What do Montezuma’s Revenge, chess, and shogi have in common? They’re considered to be “grand challenges” in artificial intelligence (AI) research — i.e., games that involve elements of complex, nearly human-level problem-solving. But as AI continues to make gains in these and other benchmarks once considered beyond the reach of machines, scientists at Google Brain (Google’s AI research division) and Google subsidiary DeepMind are turning their attention to a new domain: the card game Hanabi.
In a paper published on the preprint server Arxiv.org (“The Hanabi Challenge: A New Frontier for AI Research“), the team of researchers describes an open source framework — the Hanabi Learning Environment — designed to evaluate algorithmic advances and assess the performance of current state-of-the-art techniques. Hanabi is deceptively complex, they explain: Its two-to-five-person setting necessitates not only cooperative gameplay, but the ability to reason with one’s own mental state about opponents’ intentions.

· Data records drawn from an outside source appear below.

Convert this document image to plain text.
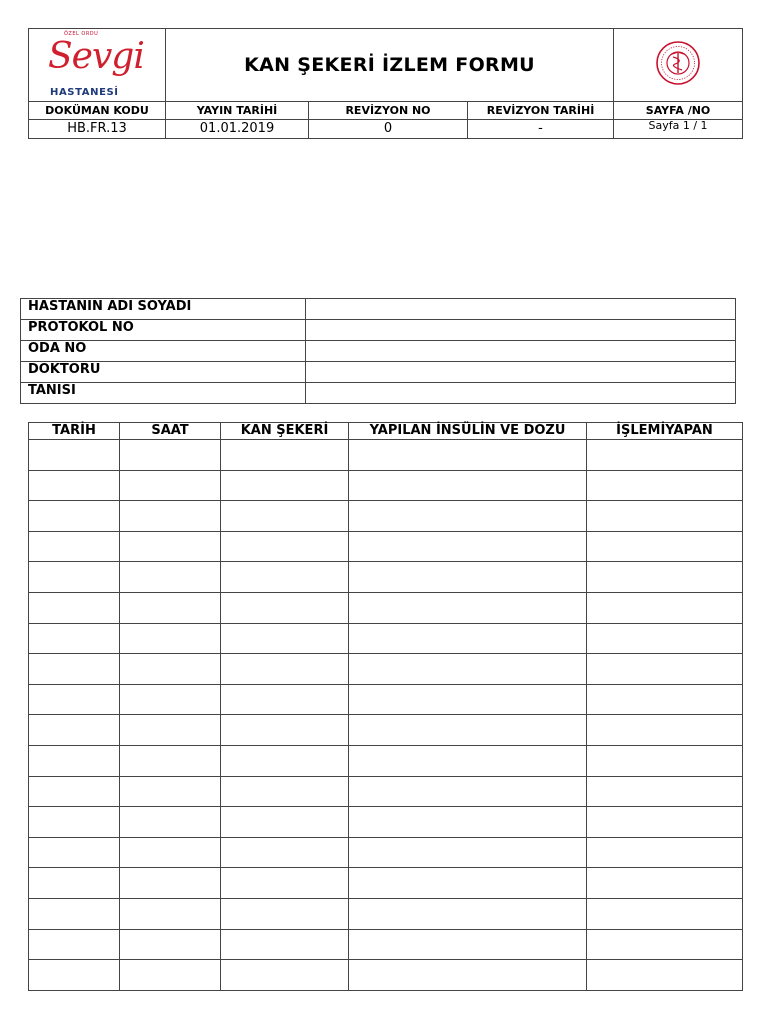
ÖZEL ORDU
Sevgi
HASTANESİ	KAN ŞEKERİ İZLEM FORMU	
DOKÜMAN KODU	YAYIN TARİHİ	REVİZYON NO	REVİZYON TARİHİ	SAYFA /NO
HB.FR.13	01.01.2019	0	-	Sayfa 1 / 1
HASTANIN ADI SOYADI	
PROTOKOL NO	
ODA NO	
DOKTORU	
TANISI	
TARİH	SAAT	KAN ŞEKERİ	YAPILAN İNSÜLİN VE DOZU	İŞLEMİYAPAN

“We believe developing novel techniques capable of imbuing artificial agents with [a] theory of mind will not only be crucial for their success in Hanabi, but also in broader collaborative efforts,” they wrote. “Throughout human societies, people engage in a wide range of activities with a diversity of other people … With such complex … interactions playing a pivotal role in human lives, it is essential for artificially intelligent agents to be capable of cooperating effectively with other agents, particularly humans.”

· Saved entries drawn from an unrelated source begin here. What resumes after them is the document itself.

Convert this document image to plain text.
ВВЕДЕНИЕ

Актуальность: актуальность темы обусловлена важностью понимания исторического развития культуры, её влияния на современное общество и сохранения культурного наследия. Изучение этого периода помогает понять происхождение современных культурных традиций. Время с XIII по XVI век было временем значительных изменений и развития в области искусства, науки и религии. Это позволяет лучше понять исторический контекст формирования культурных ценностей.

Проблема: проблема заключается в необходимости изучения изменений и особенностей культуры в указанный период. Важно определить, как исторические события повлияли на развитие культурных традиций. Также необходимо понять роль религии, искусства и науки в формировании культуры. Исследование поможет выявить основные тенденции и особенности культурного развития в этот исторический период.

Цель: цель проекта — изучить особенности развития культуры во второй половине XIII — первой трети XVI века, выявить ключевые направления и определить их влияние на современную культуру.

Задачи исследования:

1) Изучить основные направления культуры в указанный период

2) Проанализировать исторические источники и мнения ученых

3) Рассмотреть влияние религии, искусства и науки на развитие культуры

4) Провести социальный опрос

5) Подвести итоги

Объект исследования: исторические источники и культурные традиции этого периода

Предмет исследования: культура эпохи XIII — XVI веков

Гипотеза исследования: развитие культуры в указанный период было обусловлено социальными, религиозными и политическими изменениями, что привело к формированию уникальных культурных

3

In Hanabi — which won the Spiel des Jahres, an award for board and card games that honors excellence in game design, in 2013 — players are dealt cards from a hand containing five cards in total. (Players can see each other’s cards, but their own are concealed from them.) Each turn, they must perform one of three actions: reveal the suit or number of the card in another player’s hand, discard a card, or play a card that’s either a “1” in a suit that hasn’t been played or the next number sequentially in a suit that has been played.

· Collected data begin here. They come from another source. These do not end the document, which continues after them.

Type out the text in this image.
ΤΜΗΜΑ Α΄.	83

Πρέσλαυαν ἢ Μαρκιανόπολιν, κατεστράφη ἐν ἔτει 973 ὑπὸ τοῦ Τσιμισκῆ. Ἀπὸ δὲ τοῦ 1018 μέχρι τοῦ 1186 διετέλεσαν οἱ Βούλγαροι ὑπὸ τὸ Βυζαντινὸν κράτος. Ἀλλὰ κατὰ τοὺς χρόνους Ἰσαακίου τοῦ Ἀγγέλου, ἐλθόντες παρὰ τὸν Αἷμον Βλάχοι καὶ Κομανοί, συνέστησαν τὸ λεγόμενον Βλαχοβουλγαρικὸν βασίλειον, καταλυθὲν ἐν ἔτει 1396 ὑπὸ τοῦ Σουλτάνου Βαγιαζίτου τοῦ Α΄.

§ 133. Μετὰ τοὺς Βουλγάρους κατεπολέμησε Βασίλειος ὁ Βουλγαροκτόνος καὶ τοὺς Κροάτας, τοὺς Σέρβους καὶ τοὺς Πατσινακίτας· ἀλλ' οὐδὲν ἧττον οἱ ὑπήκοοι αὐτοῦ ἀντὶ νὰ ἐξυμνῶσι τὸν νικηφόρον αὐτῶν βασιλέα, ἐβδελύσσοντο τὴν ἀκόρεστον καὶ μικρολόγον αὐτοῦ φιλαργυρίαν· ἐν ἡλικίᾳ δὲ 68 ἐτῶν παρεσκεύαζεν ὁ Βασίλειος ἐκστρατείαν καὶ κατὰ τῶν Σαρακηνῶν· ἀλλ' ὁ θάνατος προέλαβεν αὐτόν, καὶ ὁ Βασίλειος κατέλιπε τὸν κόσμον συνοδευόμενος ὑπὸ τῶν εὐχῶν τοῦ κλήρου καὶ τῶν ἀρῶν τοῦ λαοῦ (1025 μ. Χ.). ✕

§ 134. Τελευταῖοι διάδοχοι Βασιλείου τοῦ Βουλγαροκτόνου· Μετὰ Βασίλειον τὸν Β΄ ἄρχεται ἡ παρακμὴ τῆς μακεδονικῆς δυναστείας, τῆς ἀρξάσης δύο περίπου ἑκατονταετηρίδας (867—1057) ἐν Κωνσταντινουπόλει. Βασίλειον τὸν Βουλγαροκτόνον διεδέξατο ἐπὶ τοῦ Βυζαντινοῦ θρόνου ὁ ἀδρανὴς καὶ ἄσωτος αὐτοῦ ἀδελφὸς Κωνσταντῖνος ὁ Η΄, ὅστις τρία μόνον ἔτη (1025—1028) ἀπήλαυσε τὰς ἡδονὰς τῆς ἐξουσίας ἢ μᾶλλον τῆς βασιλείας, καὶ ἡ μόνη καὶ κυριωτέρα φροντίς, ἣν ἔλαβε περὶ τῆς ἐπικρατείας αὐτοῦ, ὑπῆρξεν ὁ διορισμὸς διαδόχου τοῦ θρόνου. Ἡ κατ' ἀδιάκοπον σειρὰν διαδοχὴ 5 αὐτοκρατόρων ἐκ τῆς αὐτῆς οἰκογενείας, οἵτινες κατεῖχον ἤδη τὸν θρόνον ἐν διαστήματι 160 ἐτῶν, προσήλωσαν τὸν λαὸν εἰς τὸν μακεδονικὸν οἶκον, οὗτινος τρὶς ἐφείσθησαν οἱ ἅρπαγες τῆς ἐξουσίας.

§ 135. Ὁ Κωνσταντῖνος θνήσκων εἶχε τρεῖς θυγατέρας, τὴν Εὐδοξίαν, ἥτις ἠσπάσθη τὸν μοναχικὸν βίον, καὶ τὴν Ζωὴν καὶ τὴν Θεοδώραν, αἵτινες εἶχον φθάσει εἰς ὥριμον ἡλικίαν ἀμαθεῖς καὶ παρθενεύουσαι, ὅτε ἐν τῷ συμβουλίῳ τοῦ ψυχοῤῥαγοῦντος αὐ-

The goal is to achieve the top score by value of the highest cards in each suit played — a task more challenging than it sounds. Revealing information about cards consumes one of eight available information tokens, which can only be replenished with a discard or the successful play of a “5” of any suite. A failed card play, meanwhile, consumes one of three available fuse tokens.
“[P]erforming a hint action consumes the limited resource of information tokens, making it impossible to fully resolve each player’s uncertainty about the cards they hold based on this grounded information alone,” the paper’s authors point out. “To overcome this limitation, successful play involves communicating extra information implicitly through the choice of actions themselves, which are observable by all players … This challenge connects research from several communities, including reinforcement learning, game theory, and emergent communication.”
Toward that end, alongside the paper, the researchers made available the Hanabi Learning Environment, a Python and C++ interface that’s comparable architecturally to OpenAI’s eponymous OpenAI Gym. It includes two challenges: self-play learning, which is focused on finding a joint policy that achieves a high score without the aid of other AI-controlled players, and ad-hoc teams, which aims to test and train AI players capable of playing with other AI or human players
In experiments involving state-of-the-art reinforcement learning algorithms with deep neural networks — that is, algorithms trained using a system of rewards that have achieved superhuman performance in games like chess — the team found that most didn’t come close to beating hand-coded bots in self-play, and that they failed to collaborate in the ad-hoc team challenge. This, the team says, indicates there’s room for improvement.
“[N]ovel techniques will be required to close [the] gap,” the paper’s authors wrote. “Theory of mind appears to play an important role in Hanabi, [and our environment] hopefully [advances] our understanding of how our agents can develop something like [it].”